Now, what has happened instead of that–and I wrote about this last month–is that Iran did in fact provide information and documentation to the IAEA on this question of detonator development, a program of detonator development. The Iranians have always said that they had their own program to develop a detonator, a detonator program for non-nuclear applications. They’ve always made that clear. The IAEA has demanded that Iran prove, in effect, that it did in fact have non-nuclear applications. And apparently the Iranians provided documentation which pretty much did prove that.

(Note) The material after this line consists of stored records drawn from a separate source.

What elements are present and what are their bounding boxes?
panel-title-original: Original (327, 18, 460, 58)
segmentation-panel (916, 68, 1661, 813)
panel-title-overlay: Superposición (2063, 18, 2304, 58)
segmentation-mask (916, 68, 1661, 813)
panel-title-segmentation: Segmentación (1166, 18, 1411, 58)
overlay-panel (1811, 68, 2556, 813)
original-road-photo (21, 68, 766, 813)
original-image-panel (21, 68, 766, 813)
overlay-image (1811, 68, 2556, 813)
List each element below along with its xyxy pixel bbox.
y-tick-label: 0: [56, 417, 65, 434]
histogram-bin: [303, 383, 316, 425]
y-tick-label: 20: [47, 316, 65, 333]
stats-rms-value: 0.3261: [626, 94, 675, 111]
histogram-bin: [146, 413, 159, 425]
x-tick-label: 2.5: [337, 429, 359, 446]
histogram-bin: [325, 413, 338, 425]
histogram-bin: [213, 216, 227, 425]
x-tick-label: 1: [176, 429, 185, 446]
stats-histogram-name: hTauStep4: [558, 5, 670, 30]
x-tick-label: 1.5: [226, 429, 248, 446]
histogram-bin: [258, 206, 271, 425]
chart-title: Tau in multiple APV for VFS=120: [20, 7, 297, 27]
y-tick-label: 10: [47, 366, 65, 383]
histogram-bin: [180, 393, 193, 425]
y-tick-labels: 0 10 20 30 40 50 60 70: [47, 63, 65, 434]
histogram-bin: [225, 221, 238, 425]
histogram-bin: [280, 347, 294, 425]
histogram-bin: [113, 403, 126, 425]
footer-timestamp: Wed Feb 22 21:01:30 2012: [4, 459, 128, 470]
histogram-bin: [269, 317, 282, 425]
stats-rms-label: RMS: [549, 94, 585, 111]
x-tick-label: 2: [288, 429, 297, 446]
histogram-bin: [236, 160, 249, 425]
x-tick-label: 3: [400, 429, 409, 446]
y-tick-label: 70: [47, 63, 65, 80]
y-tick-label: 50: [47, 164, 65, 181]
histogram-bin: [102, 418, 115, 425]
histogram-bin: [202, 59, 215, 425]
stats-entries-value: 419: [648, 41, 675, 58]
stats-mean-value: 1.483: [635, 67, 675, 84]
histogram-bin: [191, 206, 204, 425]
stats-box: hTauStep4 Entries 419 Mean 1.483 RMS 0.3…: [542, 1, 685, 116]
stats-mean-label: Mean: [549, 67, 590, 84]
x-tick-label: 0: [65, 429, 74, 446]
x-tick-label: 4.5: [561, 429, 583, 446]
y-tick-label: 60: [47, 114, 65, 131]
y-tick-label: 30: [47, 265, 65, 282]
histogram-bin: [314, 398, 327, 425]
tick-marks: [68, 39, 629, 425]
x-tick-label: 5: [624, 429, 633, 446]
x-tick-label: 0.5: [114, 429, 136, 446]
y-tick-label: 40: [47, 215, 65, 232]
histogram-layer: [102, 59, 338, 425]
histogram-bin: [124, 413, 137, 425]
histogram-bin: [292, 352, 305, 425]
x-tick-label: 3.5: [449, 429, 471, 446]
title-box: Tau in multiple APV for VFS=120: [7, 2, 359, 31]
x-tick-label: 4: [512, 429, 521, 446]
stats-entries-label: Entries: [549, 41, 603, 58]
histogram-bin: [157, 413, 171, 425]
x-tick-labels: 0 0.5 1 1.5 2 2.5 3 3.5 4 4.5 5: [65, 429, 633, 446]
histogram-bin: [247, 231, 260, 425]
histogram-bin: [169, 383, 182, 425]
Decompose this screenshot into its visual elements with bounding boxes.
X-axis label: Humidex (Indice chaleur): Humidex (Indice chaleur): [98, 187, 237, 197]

But what then happened or what didn’t happen was that the IAEA did not close the file and has simply said, well, we’ll let you know at some appropriate moment what we think of this. And that seems very clear to me to be a political response by the IAEA to keep the file open for political reasons, so that the Iranians are not given any favorable publicity suggesting that they’re cooperating freely and taking the pressure off politically, so that the United States can more effectively pressure Iran, as I’ve talked about just before in this interview.
WORONCZUK: Okay. And then, briefly, do you expect to see a deal by July 20?
PORTER: Very difficult to say. I mean, my guess at this point is that it’s not going to happen, in part because just four days ago, again a senior administration official, obviously someone involved directly in the talks because it was a briefing that was done in Vienna, again talked about the fact that Iran must make moves that would convince the United States that it is serious about not having aspirations for nuclear weapons. And the tenor of that was such that it certainly underlined the determination of the United States to push Iran on the number of centrifuges once more. And the intensity of that convinces me that we are in for probably a longer period of negotiations and that we’re not close, really, to an agreement at this point.
WORONCZUK: Okay. Gareth Porter, thank you so much for joining us.
PORTER: Thanks so much.
WORONCZUK: And thank you for joining us on The Real News Network.